Tras salir de la sala de control, en el camino del corredor principal, Gómez se cruzó con varios rostros conocidos, veteranos que había visto durante años, colegas que habían compartido con él misiones peligrosas y que habían sobrevivido a lo peor del otro mundo. Algunos lo saludaron con una sonrisa triste, otros con un discurso más apasionado. Gómez se despidió de cada uno, intercambiando breves palabras, rememorando momentos pasados.

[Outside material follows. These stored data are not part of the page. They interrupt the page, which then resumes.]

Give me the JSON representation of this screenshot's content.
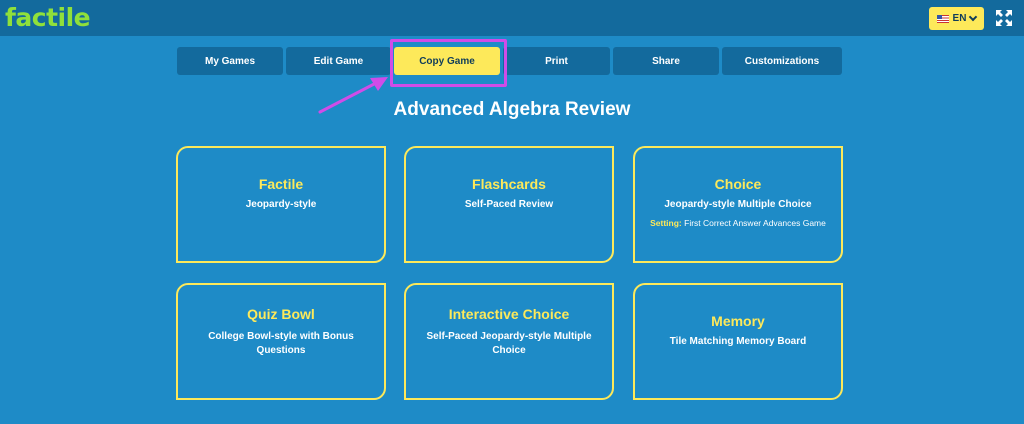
{
  "app": {
    "logo": "factile"
  },
  "header": {
    "language": "EN",
    "language_icon": "us-flag-icon",
    "fullscreen_icon": "fullscreen-icon"
  },
  "tabs": [
    {
      "label": "My Games"
    },
    {
      "label": "Edit Game"
    },
    {
      "label": "Copy Game",
      "active": true
    },
    {
      "label": "Print"
    },
    {
      "label": "Share"
    },
    {
      "label": "Customizations"
    }
  ],
  "page": {
    "title": "Advanced Algebra Review"
  },
  "game_modes": [
    {
      "title": "Factile",
      "description": "Jeopardy-style"
    },
    {
      "title": "Flashcards",
      "description": "Self-Paced Review"
    },
    {
      "title": "Choice",
      "description": "Jeopardy-style Multiple Choice",
      "setting_label": "Setting:",
      "setting_value": "First Correct Answer Advances Game"
    },
    {
      "title": "Quiz Bowl",
      "description": "College Bowl-style with Bonus Questions"
    },
    {
      "title": "Interactive Choice",
      "description": "Self-Paced Jeopardy-style Multiple Choice"
    },
    {
      "title": "Memory",
      "description": "Tile Matching Memory Board"
    }
  ],
  "colors": {
    "background": "#1e8bc7",
    "topbar": "#136a9d",
    "accent_yellow": "#fde95a",
    "logo_green": "#8fe03b",
    "annotation_magenta": "#d04ce8"
  }
}
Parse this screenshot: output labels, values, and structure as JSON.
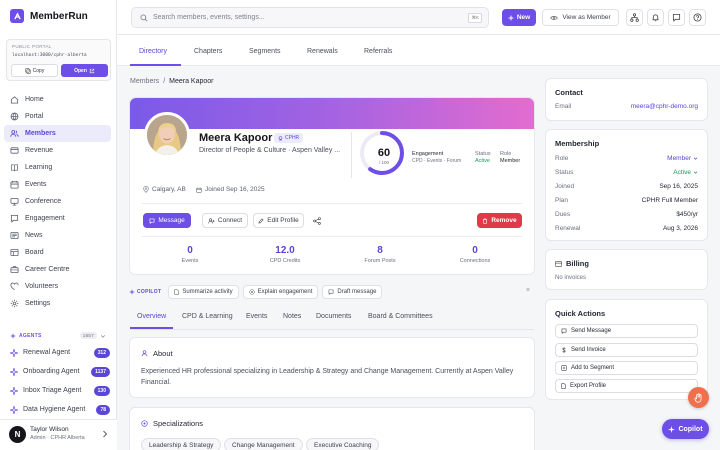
{
  "app": {
    "name": "MemberRun"
  },
  "portal": {
    "title": "PUBLIC PORTAL",
    "url": "localhost:3000/cphr-alberta",
    "copy_label": "Copy",
    "open_label": "Open"
  },
  "nav": [
    {
      "label": "Home",
      "icon": "home-icon"
    },
    {
      "label": "Portal",
      "icon": "globe-icon"
    },
    {
      "label": "Members",
      "icon": "users-icon",
      "active": true
    },
    {
      "label": "Revenue",
      "icon": "revenue-icon"
    },
    {
      "label": "Learning",
      "icon": "book-icon"
    },
    {
      "label": "Events",
      "icon": "calendar-icon"
    },
    {
      "label": "Conference",
      "icon": "conference-icon"
    },
    {
      "label": "Engagement",
      "icon": "engagement-icon"
    },
    {
      "label": "News",
      "icon": "news-icon"
    },
    {
      "label": "Board",
      "icon": "board-icon"
    },
    {
      "label": "Career Centre",
      "icon": "briefcase-icon"
    },
    {
      "label": "Volunteers",
      "icon": "heart-icon"
    },
    {
      "label": "Settings",
      "icon": "gear-icon"
    }
  ],
  "agents": {
    "header": "AGENTS",
    "count": "1657",
    "items": [
      {
        "label": "Renewal Agent",
        "badge": "312"
      },
      {
        "label": "Onboarding Agent",
        "badge": "1137"
      },
      {
        "label": "Inbox Triage Agent",
        "badge": "130"
      },
      {
        "label": "Data Hygiene Agent",
        "badge": "78"
      }
    ]
  },
  "user": {
    "initial": "N",
    "name": "Taylor Wilson",
    "role": "Admin · CPHR Alberta"
  },
  "topbar": {
    "search_placeholder": "Search members, events, settings...",
    "shortcut": "⌘K",
    "new_label": "New",
    "view_label": "View as Member"
  },
  "main_tabs": [
    "Directory",
    "Chapters",
    "Segments",
    "Renewals",
    "Referrals"
  ],
  "breadcrumb": {
    "parent": "Members",
    "sep": "/",
    "current": "Meera Kapoor"
  },
  "profile": {
    "name": "Meera Kapoor",
    "badge": "CPHR",
    "title": "Director of People & Culture · Aspen Valley ...",
    "score": "60",
    "score_max": "/ 100",
    "score_fraction": 0.6,
    "engagement_label": "Engagement",
    "engagement_sub": "CPD · Events · Forum",
    "status_label": "Status",
    "status_value": "Active",
    "role_label": "Role",
    "role_value": "Member",
    "location": "Calgary, AB",
    "joined": "Joined Sep 16, 2025",
    "actions": {
      "message": "Message",
      "connect": "Connect",
      "edit": "Edit Profile",
      "remove": "Remove"
    },
    "stats": [
      {
        "value": "0",
        "label": "Events"
      },
      {
        "value": "12.0",
        "label": "CPD Credits"
      },
      {
        "value": "8",
        "label": "Forum Posts"
      },
      {
        "value": "0",
        "label": "Connections"
      }
    ]
  },
  "copilot": {
    "label": "COPILOT",
    "chips": [
      "Summarize activity",
      "Explain engagement",
      "Draft message"
    ],
    "close": "×"
  },
  "sub_tabs": [
    "Overview",
    "CPD & Learning",
    "Events",
    "Notes",
    "Documents",
    "Board & Committees"
  ],
  "about": {
    "title": "About",
    "text": "Experienced HR professional specializing in Leadership & Strategy and Change Management. Currently at Aspen Valley Financial."
  },
  "specializations": {
    "title": "Specializations",
    "tags": [
      "Leadership & Strategy",
      "Change Management",
      "Executive Coaching"
    ]
  },
  "contact": {
    "title": "Contact",
    "email_label": "Email",
    "email": "meera@cphr-demo.org"
  },
  "membership": {
    "title": "Membership",
    "rows": [
      {
        "k": "Role",
        "v": "Member"
      },
      {
        "k": "Status",
        "v": "Active"
      },
      {
        "k": "Joined",
        "v": "Sep 16, 2025"
      },
      {
        "k": "Plan",
        "v": "CPHR Full Member"
      },
      {
        "k": "Dues",
        "v": "$450/yr"
      },
      {
        "k": "Renewal",
        "v": "Aug 3, 2026"
      }
    ]
  },
  "billing": {
    "title": "Billing",
    "text": "No invoices"
  },
  "quick_actions": {
    "title": "Quick Actions",
    "items": [
      "Send Message",
      "Send Invoice",
      "Add to Segment",
      "Export Profile"
    ]
  },
  "fab": {
    "copilot_label": "Copilot"
  },
  "colors": {
    "accent": "#6d4ee6",
    "danger": "#e03a4a",
    "success": "#1e9a58"
  }
}
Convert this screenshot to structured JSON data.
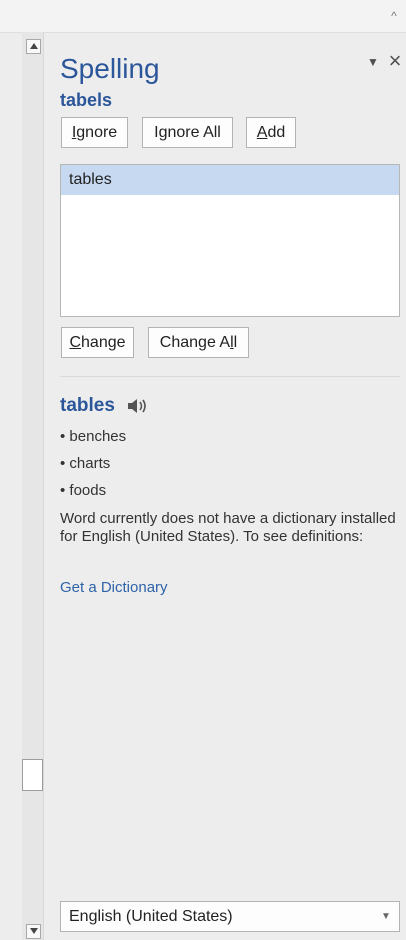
{
  "header": {
    "scroll_up_glyph": "^"
  },
  "spelling_pane": {
    "title": "Spelling",
    "misspelled_word": "tabels",
    "menu_icon": "chevron-down-icon",
    "close_icon": "close-icon"
  },
  "actions": {
    "ignore": {
      "accelerator": "I",
      "rest": "gnore"
    },
    "ignore_all": {
      "pre": "I",
      "accelerator": "g",
      "rest": "nore All"
    },
    "add": {
      "accelerator": "A",
      "rest": "dd"
    },
    "change": {
      "accelerator": "C",
      "rest": "hange"
    },
    "change_all": {
      "pre": "Change A",
      "accelerator": "l",
      "rest": "l"
    }
  },
  "suggestions": [
    {
      "label": "tables",
      "selected": true
    }
  ],
  "definition": {
    "word": "tables",
    "speaker_icon": "speaker-icon",
    "synonyms": [
      "• benches",
      "• charts",
      "• foods"
    ],
    "message": "Word currently does not have a dictionary installed for English (United States). To see definitions:",
    "link": "Get a Dictionary"
  },
  "language": {
    "selected": "English (United States)",
    "arrow_icon": "chevron-down-icon"
  },
  "colors": {
    "accent": "#2b579a",
    "link": "#2e63a8",
    "selected_row": "#c7d9f1",
    "panel_bg": "#ededed"
  }
}
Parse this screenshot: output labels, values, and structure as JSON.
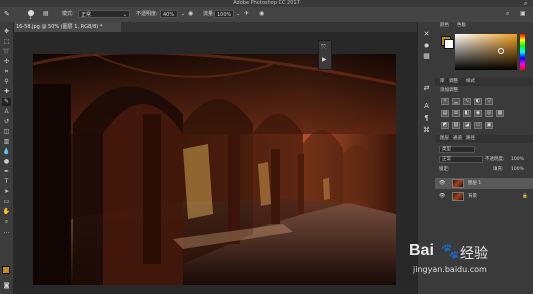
{
  "app_title": "Adobe Photoshop CC 2017",
  "options_bar": {
    "brush_size": "1",
    "mode_label": "模式:",
    "mode_value": "正常",
    "opacity_label": "不透明度:",
    "opacity_value": "40%",
    "flow_label": "流量:",
    "flow_value": "100%"
  },
  "document_tab": "16-58.jpg @ 50% (图层 1, RGB/8) *",
  "right_panel": {
    "swatch_tabs": [
      "颜色",
      "色板"
    ],
    "library_tabs": [
      "库",
      "调整",
      "样式"
    ],
    "adjust_header": "添加调整",
    "layers_tabs": [
      "图层",
      "通道",
      "路径"
    ],
    "filter_label": "类型",
    "blend_mode": "正常",
    "opacity_label": "不透明度:",
    "opacity_value": "100%",
    "lock_label": "锁定:",
    "fill_label": "填充:",
    "fill_value": "100%",
    "layers": [
      {
        "name": "图层 1"
      },
      {
        "name": "背景"
      }
    ]
  },
  "watermark": {
    "brand": "Bai",
    "brand2": "经验",
    "url": "jingyan.baidu.com"
  },
  "colors": {
    "accent": "#f07830",
    "foreground_swatch": "#c88a1c",
    "canvas_bg": "#282828"
  }
}
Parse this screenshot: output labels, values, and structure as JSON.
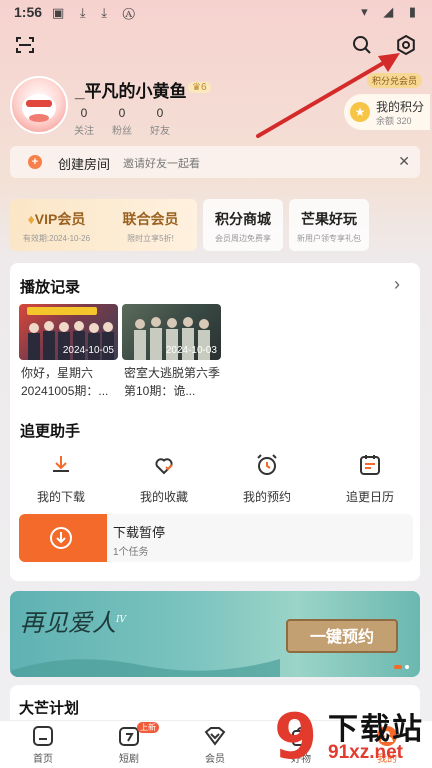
{
  "status_bar": {
    "time": "1:56",
    "icons": [
      "sim-icon",
      "download-icon",
      "download-icon",
      "a-icon"
    ],
    "right_icons": [
      "wifi-icon",
      "signal-icon",
      "battery-icon"
    ]
  },
  "header": {
    "icons": [
      "scan-icon",
      "search-icon",
      "settings-icon"
    ]
  },
  "profile": {
    "username": "_平凡的小黄鱼",
    "level_badge": "6",
    "stats": [
      {
        "value": "0",
        "label": "关注"
      },
      {
        "value": "0",
        "label": "粉丝"
      },
      {
        "value": "0",
        "label": "好友"
      }
    ]
  },
  "points": {
    "tag": "积分兑会员",
    "title": "我的积分",
    "balance": "余额 320"
  },
  "room": {
    "title": "创建房间",
    "subtitle": "邀请好友一起看"
  },
  "member_cards": [
    {
      "title": "VIP会员",
      "subtitle": "有效期:2024-10-26"
    },
    {
      "title": "联合会员",
      "subtitle": "限时立享5折!"
    },
    {
      "title": "积分商城",
      "subtitle": "会员周边免费享"
    },
    {
      "title": "芒果好玩",
      "subtitle": "新用户领专享礼包"
    }
  ],
  "history": {
    "title": "播放记录",
    "items": [
      {
        "date": "2024-10-05",
        "title": "你好，星期六 20241005期：..."
      },
      {
        "date": "2024-10-03",
        "title": "密室大逃脱第六季 第10期：诡..."
      }
    ]
  },
  "assistant": {
    "title": "追更助手",
    "tools": [
      {
        "label": "我的下载",
        "icon": "download-icon"
      },
      {
        "label": "我的收藏",
        "icon": "heart-icon"
      },
      {
        "label": "我的预约",
        "icon": "alarm-icon"
      },
      {
        "label": "追更日历",
        "icon": "calendar-icon"
      }
    ],
    "download": {
      "title": "下载暂停",
      "subtitle": "1个任务"
    }
  },
  "banner": {
    "title": "再见爱人",
    "season": "IV",
    "cta": "一键预约"
  },
  "plan": {
    "title": "大芒计划"
  },
  "nav": {
    "items": [
      {
        "label": "首页",
        "icon": "home-icon"
      },
      {
        "label": "短剧",
        "icon": "short-drama-icon",
        "badge": "上新"
      },
      {
        "label": "会员",
        "icon": "vip-icon"
      },
      {
        "label": "好物",
        "icon": "goods-icon"
      },
      {
        "label": "我的",
        "icon": "me-icon"
      }
    ]
  },
  "watermark": {
    "text": "下载站",
    "domain": "91xz.net"
  },
  "colors": {
    "accent": "#f46a2b",
    "vip_gold": "#9a6221",
    "arrow": "#d42a2a"
  }
}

—Cuídate, Gómez —Le dijo García, uno de los agentes de campo que había estado con él desde el inicio— Nos vemos en el funeral de Jonathan.

—Claro, ahí estaré. Tú también cuídate, García —Respondió Gómez, dándole un apretón de manos— Y mantente alerta. Nunca se sabe que nos espera en la próxima misión.

Siguió avanzando, y entre los rostros conocidos, también estaban los nuevos reclutas, esos jóvenes que habían llegado a la fundación buscando un trabajo bien remunerado y aventurarse en lo paranormal. A lo largo de los años, Gómez había desarrollado un cierto cariño por ellos, aunque su relación nunca había sido tan cercana como con los veteranos. Sin embargo, se sorprendió al ver que algunos de los reclutas también parecían afectados por su partida.

—Gómez, no te vayas sin despedirte de nosotros —Dijo uno de los chicos, un muchacho llamado Ricardo, que apenas llevaba seis meses en la fundación.

Gómez sonrió, sabiendo que, aunque esos jóvenes todavía tenían mucho por aprender, eran el futuro de la fundación.

—No me olvido de ustedes, Ricardo —Respondió, dándole una palmada en la espalda— Sigan trabajando duro, y nunca subestimen lo que hay allá afuera. No confíen en esos videos que les prepara recursos humanos, esos tipos no saben un carajo de este negocio.

Los chicos asintieron solemnemente, y Gómez continuó su camino. Con cada paso que daba, sentía que dejaba atrás no solo la fundación, sino una parte de sí mismo. Los recuerdos, las misiones, los compañeros caídos, todo lo que había vivido en esos años estaba grabado en las paredes del laboratorio. Ahora, con su partida, era como si una etapa entera de su vida llegara a su fin.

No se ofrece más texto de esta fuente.